I have a checkpoint callback function (i.e, custom_dec) that returns a Tensor, and a dictionary. But it seems like this function does not return dictionaries (or other data types), but only tensors. What is the workaround to this, as the module that I want to checkpoint is returning a tensor, plus a data type as dictionary:
def custom_dec(self, module):
def custom_forward(*inputs):
output = module(inputs[0], inputs[1],
encoder_attn_mask=inputs[2],
decoder_padding_mask=inputs[3],
layer_state=inputs[4],
causal_mask=inputs[5],
output_attentions=inputs[6],
)
# output[2] is a python dictionary
return output[0], output[2]
The following is the checkpoint call:
x, layer_past = \
checkpoint.checkpoint(
self.custom_dec(decoder_layer),
x,
encoder_hidden_states,
encoder_padding_mask,
decoder_padding_mask,
layer_state,
decoder_causal_mask,
output_attentions,
)
The error:
TypeError: CheckpointFunctionBackward.forward: expected Variable (got dictionary) for return value 1
A similar situation was discussed here.
What you can do is to convert the dictionary into some tensor form.
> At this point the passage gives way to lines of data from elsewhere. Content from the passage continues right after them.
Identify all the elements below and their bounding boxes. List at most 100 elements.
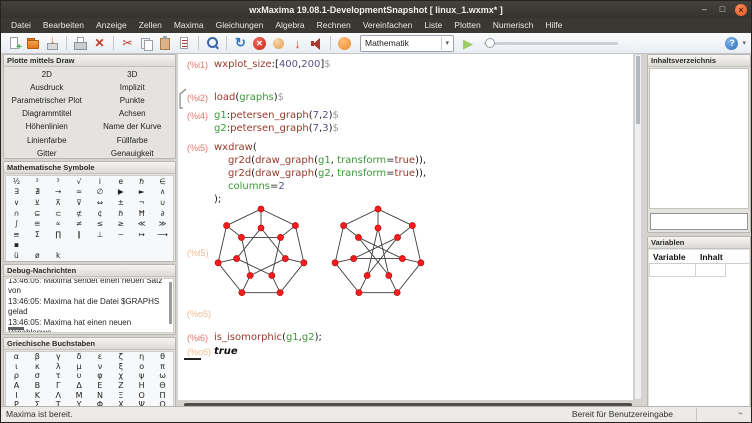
help-icon[interactable]: ? [725, 37, 738, 50]
menu-item-hilfe[interactable]: Hilfe [539, 18, 568, 33]
greek-letter-button[interactable]: E [90, 381, 111, 391]
greek-letter-button[interactable]: Π [152, 390, 173, 400]
help-chevron-icon[interactable]: ▾ [742, 39, 746, 47]
animation-slider[interactable] [484, 42, 618, 45]
minimize-button[interactable]: – [699, 5, 710, 14]
interrupt-icon[interactable]: ✕ [251, 35, 268, 52]
draw-button-diagrammtitel[interactable]: Diagrammtitel [4, 107, 90, 120]
table-of-contents-list[interactable] [649, 68, 749, 209]
math-symbol-button[interactable]: ▪ [6, 240, 27, 251]
draw-button-h-henlinien[interactable]: Höhenlinien [4, 120, 90, 133]
menu-item-gleichungen[interactable]: Gleichungen [210, 18, 270, 33]
math-symbol-button[interactable]: ∝ [48, 218, 69, 229]
greek-letter-button[interactable]: π [152, 362, 173, 372]
draw-button-3d[interactable]: 3D [90, 68, 176, 81]
greek-letter-button[interactable]: N [90, 390, 111, 400]
variable-value-cell[interactable] [696, 264, 726, 277]
draw-button-punkte[interactable]: Punkte [90, 94, 176, 107]
new-document-icon[interactable]: + [6, 35, 23, 52]
math-symbol-button[interactable]: ∂ [152, 208, 173, 219]
greek-letter-button[interactable]: I [6, 390, 27, 400]
close-button[interactable]: × [735, 4, 747, 16]
math-symbol-button[interactable]: ∃ [6, 187, 27, 198]
math-symbol-button[interactable]: ∏ [48, 229, 69, 240]
menu-item-liste[interactable]: Liste [418, 18, 448, 33]
draw-button-parametrischer-plot[interactable]: Parametrischer Plot [4, 94, 90, 107]
greek-letter-button[interactable]: ρ [6, 371, 27, 381]
draw-button-implizit[interactable]: Implizit [90, 81, 176, 94]
math-symbol-button[interactable]: ≡ [6, 229, 27, 240]
menu-item-anzeige[interactable]: Anzeige [90, 18, 133, 33]
math-symbol-button[interactable]: → [48, 187, 69, 198]
math-symbol-button[interactable]: ³ [48, 176, 69, 187]
draw-button-f-llfarbe[interactable]: Füllfarbe [90, 133, 176, 146]
math-symbol-button[interactable]: ≥ [110, 218, 131, 229]
math-symbol-button[interactable]: ⊄ [69, 208, 90, 219]
cell-code[interactable]: is_isomorphic(g1,g2); [214, 331, 322, 344]
math-symbol-button[interactable]: ℏ [131, 176, 152, 187]
math-symbol-button[interactable]: ⟶ [152, 229, 173, 240]
active-cell-bracket[interactable] [179, 88, 187, 110]
math-symbol-button[interactable]: ≫ [152, 218, 173, 229]
find-icon[interactable] [204, 35, 221, 52]
draw-button-2d[interactable]: 2D [4, 68, 90, 81]
math-symbol-button[interactable]: ⊂ [48, 208, 69, 219]
greek-letter-button[interactable]: Z [110, 381, 131, 391]
math-symbol-button[interactable]: ∪ [152, 197, 173, 208]
math-symbol-button[interactable]: ½ [6, 176, 27, 187]
greek-letter-button[interactable]: χ [110, 371, 131, 381]
math-symbol-button[interactable]: ≤ [90, 218, 111, 229]
math-symbol-button[interactable]: Ħ [131, 208, 152, 219]
math-symbol-button[interactable]: ↦ [131, 229, 152, 240]
worksheet-cursor[interactable] [184, 358, 201, 360]
draw-button-achsen[interactable]: Achsen [90, 107, 176, 120]
maximize-button[interactable]: □ [717, 5, 728, 14]
greek-letter-button[interactable]: ψ [131, 371, 152, 381]
math-symbol-button[interactable]: ¬ [131, 197, 152, 208]
paste-icon[interactable] [157, 35, 174, 52]
math-symbol-button[interactable]: k [48, 250, 69, 261]
math-symbol-button[interactable]: ⊽ [69, 197, 90, 208]
cell-code[interactable]: wxplot_size:[400,200]$ [214, 58, 331, 71]
greek-letter-button[interactable]: δ [69, 352, 90, 362]
math-symbol-button[interactable]: ∅ [90, 187, 111, 198]
math-symbol-button[interactable]: ≅ [27, 218, 48, 229]
greek-letter-button[interactable]: φ [90, 371, 111, 381]
math-symbol-button[interactable]: ² [27, 176, 48, 187]
greek-letter-button[interactable]: A [6, 381, 27, 391]
math-symbol-button[interactable]: i [90, 176, 111, 187]
draw-button-linienfarbe[interactable]: Linienfarbe [4, 133, 90, 146]
debug-horizontal-scrollbar[interactable] [8, 327, 24, 330]
math-symbol-button[interactable]: ü [6, 250, 27, 261]
print-icon[interactable] [72, 35, 89, 52]
draw-button-genauigkeit[interactable]: Genauigkeit [90, 147, 176, 159]
delete-selection-icon[interactable] [176, 35, 193, 52]
math-symbol-button[interactable]: ≠ [69, 218, 90, 229]
math-symbol-button[interactable]: Σ [27, 229, 48, 240]
cell-code[interactable]: load(graphs)$ [214, 91, 284, 104]
cell-code[interactable]: wxdraw(gr2d(draw_graph(g1, transform=tru… [214, 141, 426, 206]
menu-item-vereinfachen[interactable]: Vereinfachen [357, 18, 419, 33]
math-symbol-button[interactable]: ⊥ [90, 229, 111, 240]
cell-code[interactable]: g1:petersen_graph(7,2)$g2:petersen_graph… [214, 109, 339, 135]
play-sound-icon[interactable] [308, 35, 325, 52]
menu-item-algebra[interactable]: Algebra [269, 18, 310, 33]
math-symbol-button[interactable]: √ [69, 176, 90, 187]
math-symbol-button[interactable]: ▶ [110, 187, 131, 198]
greek-letter-button[interactable]: Ξ [110, 390, 131, 400]
math-symbol-button[interactable]: ⊻ [27, 197, 48, 208]
open-icon[interactable] [25, 35, 42, 52]
math-symbol-button[interactable]: ⇔ [90, 197, 111, 208]
math-symbol-button[interactable]: ≪ [131, 218, 152, 229]
math-symbol-button[interactable]: ∼ [110, 229, 131, 240]
variable-name-cell[interactable] [649, 264, 696, 277]
math-symbol-button[interactable]: ∈ [152, 176, 173, 187]
follow-cell-icon[interactable] [270, 35, 287, 52]
evaluate-cell-icon[interactable]: ↓ [289, 35, 306, 52]
math-symbol-button[interactable]: ℏ [110, 208, 131, 219]
cut-icon[interactable]: ✂ [119, 35, 136, 52]
menu-item-zellen[interactable]: Zellen [133, 18, 168, 33]
math-symbol-button[interactable]: ¢ [90, 208, 111, 219]
save-icon[interactable]: ↓ [44, 35, 61, 52]
math-symbol-button[interactable]: ∧ [152, 187, 173, 198]
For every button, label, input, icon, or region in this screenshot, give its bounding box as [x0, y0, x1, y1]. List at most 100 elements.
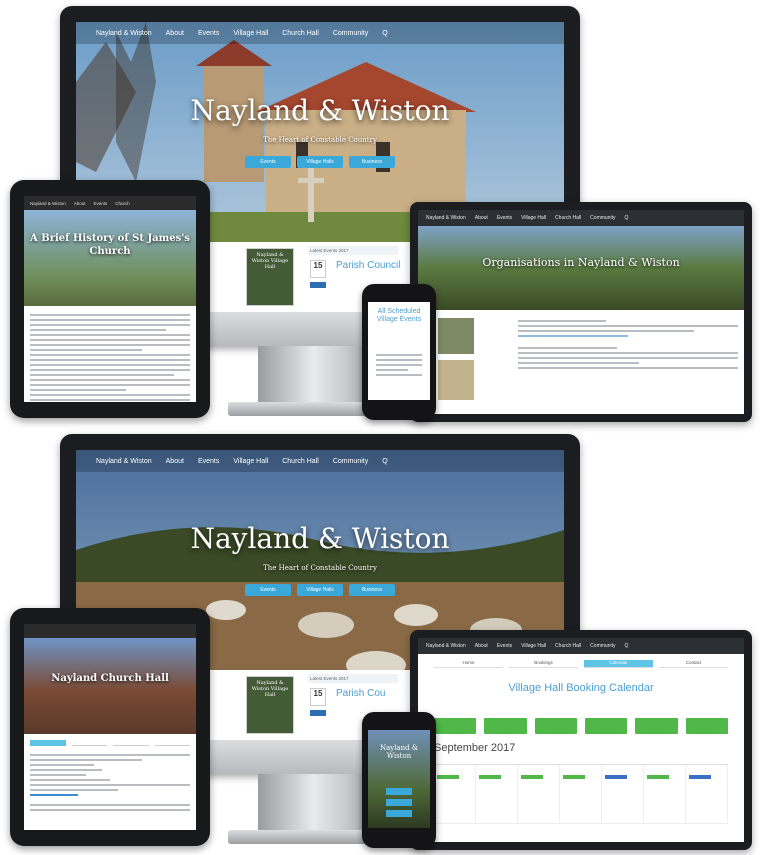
- village-hall-card[interactable]: Nayland & Wiston Village Hall: [246, 676, 294, 734]
- laptop-nav-item[interactable]: Events: [497, 643, 512, 649]
- nav-item-community[interactable]: Community: [333, 30, 368, 37]
- hero-title: Nayland & Wiston: [190, 522, 450, 555]
- laptop-nav-item[interactable]: Village Hall: [521, 643, 546, 649]
- events-button[interactable]: Events: [245, 584, 291, 596]
- hero-button-group: Events Village Halls Business: [76, 584, 564, 596]
- search-icon[interactable]: Q: [382, 30, 387, 37]
- calendar-cell[interactable]: [476, 765, 518, 824]
- event-more-button[interactable]: [310, 710, 326, 716]
- search-icon[interactable]: Q: [624, 215, 628, 221]
- phone-buttons: [386, 788, 412, 817]
- tablet-page-title: A Brief History of St James's Church: [30, 233, 190, 257]
- tablet-nav-item[interactable]: Nayland & Wiston: [30, 201, 66, 206]
- village-halls-button[interactable]: Village Halls: [297, 584, 343, 596]
- room-button[interactable]: [685, 718, 728, 734]
- tablet-tab[interactable]: [154, 740, 190, 746]
- tab-home[interactable]: Home: [434, 660, 503, 668]
- tablet-tab[interactable]: [71, 740, 107, 746]
- tablet-nav-bar: [24, 624, 196, 638]
- nav-item-home[interactable]: Nayland & Wiston: [96, 30, 152, 37]
- tablet-body-text: [30, 754, 190, 814]
- laptop-nav-item[interactable]: Nayland & Wiston: [426, 643, 466, 649]
- laptop-nav-item[interactable]: About: [475, 215, 488, 221]
- tablet-nav-item[interactable]: About: [74, 201, 86, 206]
- section-heading: Parish Council: [336, 260, 401, 271]
- hero-button-group: Events Village Halls Business: [76, 156, 564, 168]
- organisation-image: [438, 318, 474, 354]
- tablet-screen: Nayland Church Hall: [24, 624, 196, 830]
- business-button[interactable]: Business: [349, 584, 395, 596]
- room-button[interactable]: [635, 718, 678, 734]
- tablet-device: Nayland Church Hall: [10, 608, 210, 846]
- event-date-badge: 15: [310, 260, 326, 278]
- laptop-screen: Nayland & Wiston About Events Village Ha…: [418, 638, 744, 842]
- laptop-nav-bar: Nayland & Wiston About Events Village Ha…: [418, 638, 744, 654]
- search-icon[interactable]: Q: [382, 458, 387, 465]
- nav-item-village-hall[interactable]: Village Hall: [233, 30, 268, 37]
- search-icon[interactable]: Q: [624, 643, 628, 649]
- calendar-cell[interactable]: [602, 765, 644, 824]
- tab-contact[interactable]: Contact: [659, 660, 728, 668]
- calendar-month: September 2017: [434, 742, 516, 754]
- calendar-cell[interactable]: [434, 765, 476, 824]
- hero-subtitle: The Heart of Constable Country: [263, 564, 377, 572]
- phone-screen: All Scheduled Village Events: [368, 302, 430, 400]
- tablet-device: Nayland & Wiston About Events Church A B…: [10, 180, 210, 418]
- phone-button[interactable]: [386, 799, 412, 806]
- nav-item-about[interactable]: About: [166, 458, 184, 465]
- laptop-nav-item[interactable]: Village Hall: [521, 215, 546, 221]
- tablet-tabs: [30, 740, 190, 746]
- nav-item-church-hall[interactable]: Church Hall: [282, 458, 319, 465]
- laptop-page-title: Organisations in Nayland & Wiston: [482, 256, 680, 269]
- room-button[interactable]: [584, 718, 628, 734]
- events-label: Latest Events 2017: [308, 674, 398, 683]
- tablet-hero-image: Nayland Church Hall: [24, 638, 196, 734]
- room-button[interactable]: [534, 718, 577, 734]
- nav-item-about[interactable]: About: [166, 30, 184, 37]
- business-button[interactable]: Business: [349, 156, 395, 168]
- laptop-nav-item[interactable]: Community: [590, 643, 615, 649]
- phone-button[interactable]: [386, 810, 412, 817]
- nav-item-events[interactable]: Events: [198, 458, 219, 465]
- tablet-tab[interactable]: [113, 740, 149, 746]
- event-more-button[interactable]: [310, 282, 326, 288]
- phone-device: Nayland & Wiston: [362, 712, 436, 848]
- laptop-hero-image: Organisations in Nayland & Wiston: [418, 226, 744, 310]
- booking-tabs: Home Bookings Calendar Contact: [434, 660, 728, 668]
- phone-button[interactable]: [386, 788, 412, 795]
- phone-screen: Nayland & Wiston: [368, 730, 430, 828]
- tablet-tab[interactable]: [30, 740, 66, 746]
- nav-item-events[interactable]: Events: [198, 30, 219, 37]
- tab-bookings[interactable]: Bookings: [509, 660, 578, 668]
- events-button[interactable]: Events: [245, 156, 291, 168]
- tab-calendar[interactable]: Calendar: [584, 660, 653, 668]
- laptop-nav-item[interactable]: Nayland & Wiston: [426, 215, 466, 221]
- tablet-nav-bar: Nayland & Wiston About Events Church: [24, 196, 196, 210]
- village-hall-card[interactable]: Nayland & Wiston Village Hall: [246, 248, 294, 306]
- tablet-nav-item[interactable]: Church: [115, 201, 130, 206]
- calendar-title: Village Hall Booking Calendar: [508, 682, 654, 694]
- laptop-nav-item[interactable]: Community: [590, 215, 615, 221]
- desktop-nav-bar: Nayland & Wiston About Events Village Ha…: [76, 450, 564, 472]
- room-button[interactable]: [484, 718, 527, 734]
- bottom-device-mockup: Nayland & Wiston About Events Village Ha…: [0, 428, 760, 855]
- section-heading: Parish Cou: [336, 688, 386, 699]
- calendar-cell[interactable]: [518, 765, 560, 824]
- calendar-cell[interactable]: [560, 765, 602, 824]
- laptop-nav-item[interactable]: Church Hall: [555, 215, 581, 221]
- tablet-nav-item[interactable]: Events: [94, 201, 108, 206]
- laptop-nav-item[interactable]: About: [475, 643, 488, 649]
- nav-item-home[interactable]: Nayland & Wiston: [96, 458, 152, 465]
- nav-item-church-hall[interactable]: Church Hall: [282, 30, 319, 37]
- village-halls-button[interactable]: Village Halls: [297, 156, 343, 168]
- calendar-cell[interactable]: [644, 765, 686, 824]
- calendar-cell[interactable]: [686, 765, 728, 824]
- laptop-nav-item[interactable]: Church Hall: [555, 643, 581, 649]
- laptop-nav-bar: Nayland & Wiston About Events Village Ha…: [418, 210, 744, 226]
- nav-item-community[interactable]: Community: [333, 458, 368, 465]
- laptop-nav-item[interactable]: Events: [497, 215, 512, 221]
- calendar-grid: [434, 764, 728, 824]
- nav-item-village-hall[interactable]: Village Hall: [233, 458, 268, 465]
- laptop-body-text: [518, 320, 738, 372]
- room-button[interactable]: [434, 718, 477, 734]
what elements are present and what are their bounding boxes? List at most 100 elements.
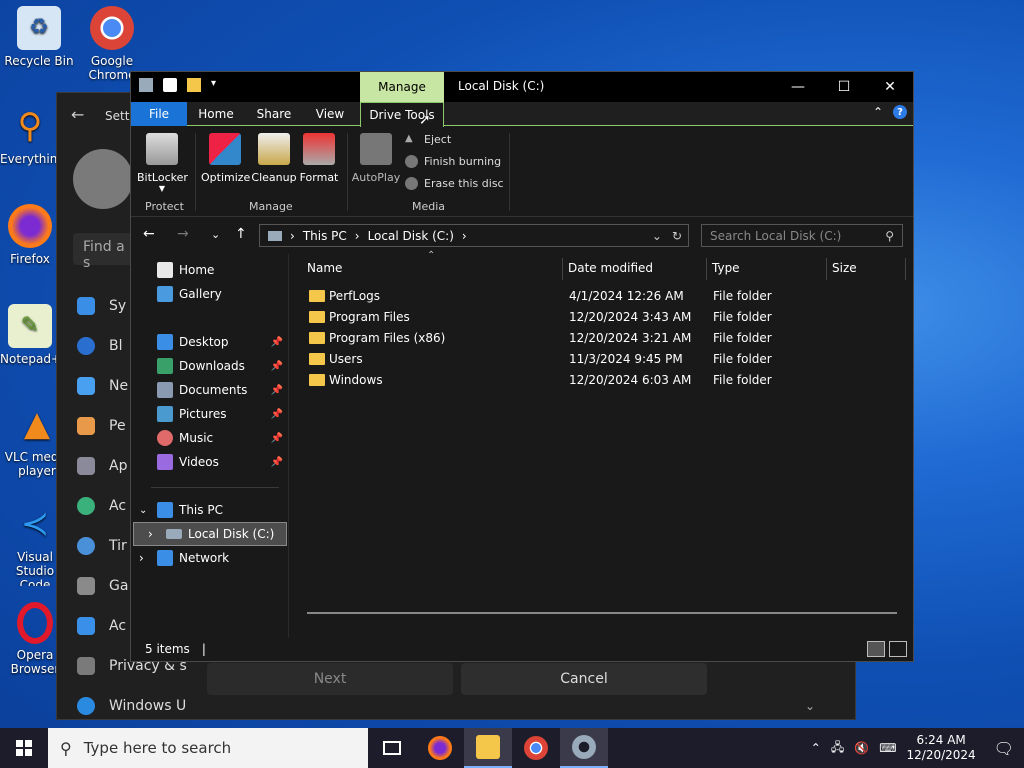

I faced an error where it was caused by an input list which is not accepted by torch.utils.checkpoint
. My solution was to pass the tensors in the list as independent tensors and form a list out of them in custom_forward
.
I don't know the form of your dictionary (e.g. if every key will always have a value), but you can come up with a Dictionary-Tensor inter-change scheme that works for your dictionary.